Souter Lets Go, Specter Clings
The juxtaposition of Justice David Souter’s early (as these things go) retirement at age 69 and Pennsylvania Sen. Arlen Specter’s strategic party shift in hopes of winning a sixth term -- he’d be 86 and 11 months when it ends -- has gotten me thinking about the differences between those who crave power and those for whom it seems immaterial.
The man -- or woman -- who chooses to walk away from it all is not a typical Washington type. I don’t share Souter’s antipathy for this city, but it is unavoidably true that the capital is a place where worth, and too often self-worth, is measured by job description. There is something sad and grasping about calling up a lobbyist or think-tanker whose assistant has clearly been instructed to answer the phone, “Senator Smith’s office,” or “Ambassador Jones’s office.” If you have spent your entire life climbing the ranks to the chairmanship, giving it up voluntarily is nearly unimaginable.
So Souter’s decision to chuck it all at a relatively young age -- Justice John Paul Stevens is going strong at 89 -- comes as a shock, especially to those without the luxury of life tenure.
Souter told The Atlantic’s Marc Ambinder that he "probably" would have retired no matter who was elected president. “I’m going to be seventy soon. I’ve watched other justices wait until their eighties to retire, and by that time they have nothing left to retire to,” Souter said. “I didn't want that to be me." Sorry, but this sounds a bit odd coming from someone as monastic as Souter. After all, he gets summers off, and he’s not exactly itching to go on a Caribbean cruise.

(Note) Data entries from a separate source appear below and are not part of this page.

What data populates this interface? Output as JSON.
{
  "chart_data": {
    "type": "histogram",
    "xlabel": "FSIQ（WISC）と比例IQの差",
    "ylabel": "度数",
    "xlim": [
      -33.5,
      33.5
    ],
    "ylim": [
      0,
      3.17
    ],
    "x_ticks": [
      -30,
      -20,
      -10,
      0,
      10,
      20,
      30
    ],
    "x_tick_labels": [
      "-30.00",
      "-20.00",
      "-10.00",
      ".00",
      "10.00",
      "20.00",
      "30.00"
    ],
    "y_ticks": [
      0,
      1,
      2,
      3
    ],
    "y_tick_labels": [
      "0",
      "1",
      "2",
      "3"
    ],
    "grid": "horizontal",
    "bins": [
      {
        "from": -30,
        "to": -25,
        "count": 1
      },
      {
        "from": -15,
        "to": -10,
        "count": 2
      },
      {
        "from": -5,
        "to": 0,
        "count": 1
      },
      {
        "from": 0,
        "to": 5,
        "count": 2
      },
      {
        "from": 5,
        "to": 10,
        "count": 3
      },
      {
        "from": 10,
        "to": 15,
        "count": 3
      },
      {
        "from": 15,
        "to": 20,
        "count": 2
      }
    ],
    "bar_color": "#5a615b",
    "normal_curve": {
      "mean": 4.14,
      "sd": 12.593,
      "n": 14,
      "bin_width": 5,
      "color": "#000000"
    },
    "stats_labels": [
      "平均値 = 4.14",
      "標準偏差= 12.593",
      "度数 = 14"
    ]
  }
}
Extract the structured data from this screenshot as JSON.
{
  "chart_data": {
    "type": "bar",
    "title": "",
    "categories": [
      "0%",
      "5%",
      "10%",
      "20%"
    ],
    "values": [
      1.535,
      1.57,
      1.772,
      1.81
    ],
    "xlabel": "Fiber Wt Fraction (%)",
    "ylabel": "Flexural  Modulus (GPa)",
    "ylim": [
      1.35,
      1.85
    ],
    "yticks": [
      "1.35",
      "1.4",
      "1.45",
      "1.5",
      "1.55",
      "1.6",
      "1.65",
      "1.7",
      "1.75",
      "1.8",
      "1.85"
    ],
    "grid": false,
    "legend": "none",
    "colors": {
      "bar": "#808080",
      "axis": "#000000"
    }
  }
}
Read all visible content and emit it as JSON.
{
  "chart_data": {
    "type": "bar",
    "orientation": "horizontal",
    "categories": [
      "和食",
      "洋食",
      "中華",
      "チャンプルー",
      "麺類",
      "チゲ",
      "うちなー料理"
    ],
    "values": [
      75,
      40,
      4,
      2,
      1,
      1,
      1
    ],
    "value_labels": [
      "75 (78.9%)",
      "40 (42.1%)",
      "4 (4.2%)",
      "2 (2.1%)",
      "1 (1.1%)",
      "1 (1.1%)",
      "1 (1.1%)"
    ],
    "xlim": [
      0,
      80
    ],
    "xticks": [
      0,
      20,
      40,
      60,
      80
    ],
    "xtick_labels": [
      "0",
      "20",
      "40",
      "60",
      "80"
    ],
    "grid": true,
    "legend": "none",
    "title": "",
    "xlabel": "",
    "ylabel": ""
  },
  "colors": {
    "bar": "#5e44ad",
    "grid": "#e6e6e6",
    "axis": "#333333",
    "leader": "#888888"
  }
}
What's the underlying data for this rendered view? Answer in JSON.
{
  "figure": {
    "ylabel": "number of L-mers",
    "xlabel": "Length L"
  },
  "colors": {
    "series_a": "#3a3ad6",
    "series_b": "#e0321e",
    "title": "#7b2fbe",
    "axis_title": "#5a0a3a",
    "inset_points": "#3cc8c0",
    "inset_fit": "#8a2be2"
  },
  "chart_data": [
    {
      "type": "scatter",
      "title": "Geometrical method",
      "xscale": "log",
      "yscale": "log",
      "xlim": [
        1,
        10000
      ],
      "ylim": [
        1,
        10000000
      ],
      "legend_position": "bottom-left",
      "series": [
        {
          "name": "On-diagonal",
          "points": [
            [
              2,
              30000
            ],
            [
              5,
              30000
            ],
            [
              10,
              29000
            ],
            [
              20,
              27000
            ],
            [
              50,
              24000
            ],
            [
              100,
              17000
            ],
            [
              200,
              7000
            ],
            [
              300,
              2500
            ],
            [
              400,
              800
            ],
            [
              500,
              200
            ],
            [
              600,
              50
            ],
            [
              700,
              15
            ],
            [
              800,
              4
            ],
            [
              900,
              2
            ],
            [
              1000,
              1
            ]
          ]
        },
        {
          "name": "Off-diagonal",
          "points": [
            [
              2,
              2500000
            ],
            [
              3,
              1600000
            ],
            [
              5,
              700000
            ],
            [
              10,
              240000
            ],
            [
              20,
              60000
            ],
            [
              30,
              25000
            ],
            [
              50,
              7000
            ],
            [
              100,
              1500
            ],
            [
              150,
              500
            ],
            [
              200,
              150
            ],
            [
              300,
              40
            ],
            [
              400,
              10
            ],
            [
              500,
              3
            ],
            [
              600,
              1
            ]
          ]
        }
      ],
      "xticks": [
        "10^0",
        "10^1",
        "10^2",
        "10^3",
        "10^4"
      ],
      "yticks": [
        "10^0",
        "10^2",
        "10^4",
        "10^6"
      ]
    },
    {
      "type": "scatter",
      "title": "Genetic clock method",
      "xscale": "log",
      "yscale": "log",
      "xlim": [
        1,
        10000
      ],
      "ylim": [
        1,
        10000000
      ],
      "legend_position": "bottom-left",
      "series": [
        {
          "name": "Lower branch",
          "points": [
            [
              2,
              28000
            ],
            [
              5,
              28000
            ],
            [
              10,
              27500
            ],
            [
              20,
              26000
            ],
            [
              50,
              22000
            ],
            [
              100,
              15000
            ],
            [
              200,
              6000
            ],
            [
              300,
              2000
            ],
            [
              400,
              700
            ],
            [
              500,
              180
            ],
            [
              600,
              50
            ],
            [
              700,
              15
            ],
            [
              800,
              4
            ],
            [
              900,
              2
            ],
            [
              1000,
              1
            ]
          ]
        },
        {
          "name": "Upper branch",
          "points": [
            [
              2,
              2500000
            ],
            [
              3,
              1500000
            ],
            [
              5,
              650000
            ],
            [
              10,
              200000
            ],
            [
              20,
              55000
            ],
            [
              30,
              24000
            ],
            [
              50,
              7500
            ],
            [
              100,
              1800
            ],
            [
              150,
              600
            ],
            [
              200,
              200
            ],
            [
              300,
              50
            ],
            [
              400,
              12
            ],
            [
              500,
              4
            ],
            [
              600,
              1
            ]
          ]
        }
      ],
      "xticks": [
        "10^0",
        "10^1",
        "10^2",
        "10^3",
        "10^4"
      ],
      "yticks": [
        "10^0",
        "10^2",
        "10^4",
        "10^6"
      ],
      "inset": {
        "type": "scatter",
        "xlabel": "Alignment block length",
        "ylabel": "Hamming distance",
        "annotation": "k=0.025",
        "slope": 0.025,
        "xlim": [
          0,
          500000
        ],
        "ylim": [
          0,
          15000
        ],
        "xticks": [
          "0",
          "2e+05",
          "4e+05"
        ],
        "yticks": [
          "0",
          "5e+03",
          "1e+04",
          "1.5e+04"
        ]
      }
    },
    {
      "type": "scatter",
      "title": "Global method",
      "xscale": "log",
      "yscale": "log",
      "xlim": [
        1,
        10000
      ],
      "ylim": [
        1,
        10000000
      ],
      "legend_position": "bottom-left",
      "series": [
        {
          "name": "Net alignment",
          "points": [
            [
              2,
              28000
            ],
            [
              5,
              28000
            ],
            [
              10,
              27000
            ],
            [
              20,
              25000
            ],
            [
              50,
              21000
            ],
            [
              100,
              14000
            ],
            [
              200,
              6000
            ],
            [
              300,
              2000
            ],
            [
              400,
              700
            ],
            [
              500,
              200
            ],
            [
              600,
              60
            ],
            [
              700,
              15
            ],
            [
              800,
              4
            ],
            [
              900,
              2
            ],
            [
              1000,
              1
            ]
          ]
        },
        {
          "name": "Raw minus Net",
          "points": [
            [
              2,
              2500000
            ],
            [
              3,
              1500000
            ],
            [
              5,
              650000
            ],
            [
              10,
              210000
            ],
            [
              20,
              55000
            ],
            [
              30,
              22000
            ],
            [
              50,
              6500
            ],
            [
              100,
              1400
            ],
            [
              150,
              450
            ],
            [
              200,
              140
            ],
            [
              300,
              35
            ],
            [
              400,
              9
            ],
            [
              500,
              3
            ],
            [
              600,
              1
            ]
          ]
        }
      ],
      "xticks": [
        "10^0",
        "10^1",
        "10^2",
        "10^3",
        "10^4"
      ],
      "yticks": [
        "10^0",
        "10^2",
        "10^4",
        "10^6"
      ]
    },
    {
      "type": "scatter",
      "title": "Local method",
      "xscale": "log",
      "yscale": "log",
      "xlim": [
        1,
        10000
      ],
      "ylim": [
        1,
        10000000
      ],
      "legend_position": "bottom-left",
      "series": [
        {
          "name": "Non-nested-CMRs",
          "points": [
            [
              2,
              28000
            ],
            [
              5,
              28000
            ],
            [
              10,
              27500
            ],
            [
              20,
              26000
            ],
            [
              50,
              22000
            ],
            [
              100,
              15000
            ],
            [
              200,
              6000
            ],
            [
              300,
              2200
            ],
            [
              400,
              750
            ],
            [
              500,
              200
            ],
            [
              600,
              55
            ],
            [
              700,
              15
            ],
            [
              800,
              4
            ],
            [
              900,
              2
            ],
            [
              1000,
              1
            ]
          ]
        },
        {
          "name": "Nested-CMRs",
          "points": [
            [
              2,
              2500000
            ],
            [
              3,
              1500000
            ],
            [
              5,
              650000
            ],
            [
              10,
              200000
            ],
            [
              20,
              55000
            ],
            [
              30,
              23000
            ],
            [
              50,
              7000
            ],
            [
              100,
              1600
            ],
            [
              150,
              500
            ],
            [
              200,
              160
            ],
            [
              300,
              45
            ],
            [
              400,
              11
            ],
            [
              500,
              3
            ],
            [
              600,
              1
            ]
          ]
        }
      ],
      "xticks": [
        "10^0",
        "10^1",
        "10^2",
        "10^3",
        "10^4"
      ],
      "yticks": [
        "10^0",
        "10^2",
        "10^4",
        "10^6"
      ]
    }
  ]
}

It would be interesting to get Specter’s reaction to the concept of “nothing left to retire to.” He had surgery for a brain tumor in 1993; it recurred in 1996. He was diagnosed with Hodgkin’s disease in 2005 and it recurred last year. He worked through numerous rounds of chemotherapy, and wrote a book, “Never Give In,” about his battle with cancer. Specter is far from the only senator to cling to the job; after all, when Senate Democrats extricated West Virginia Sen. Robert Byrd from chairing the appropriations committee at age 91, he was replaced by Hawaii Sen. Daniel Inouye, a spry 84. But given Specter’s health history, he may be among the most determined. It is no accident that Specter’s preferred recreation is the controlled combat of the squash court; Souter’s a bracing hike in the White Mountains.
Somewhere between Souter and Specter, it strikes me, there is a happy medium.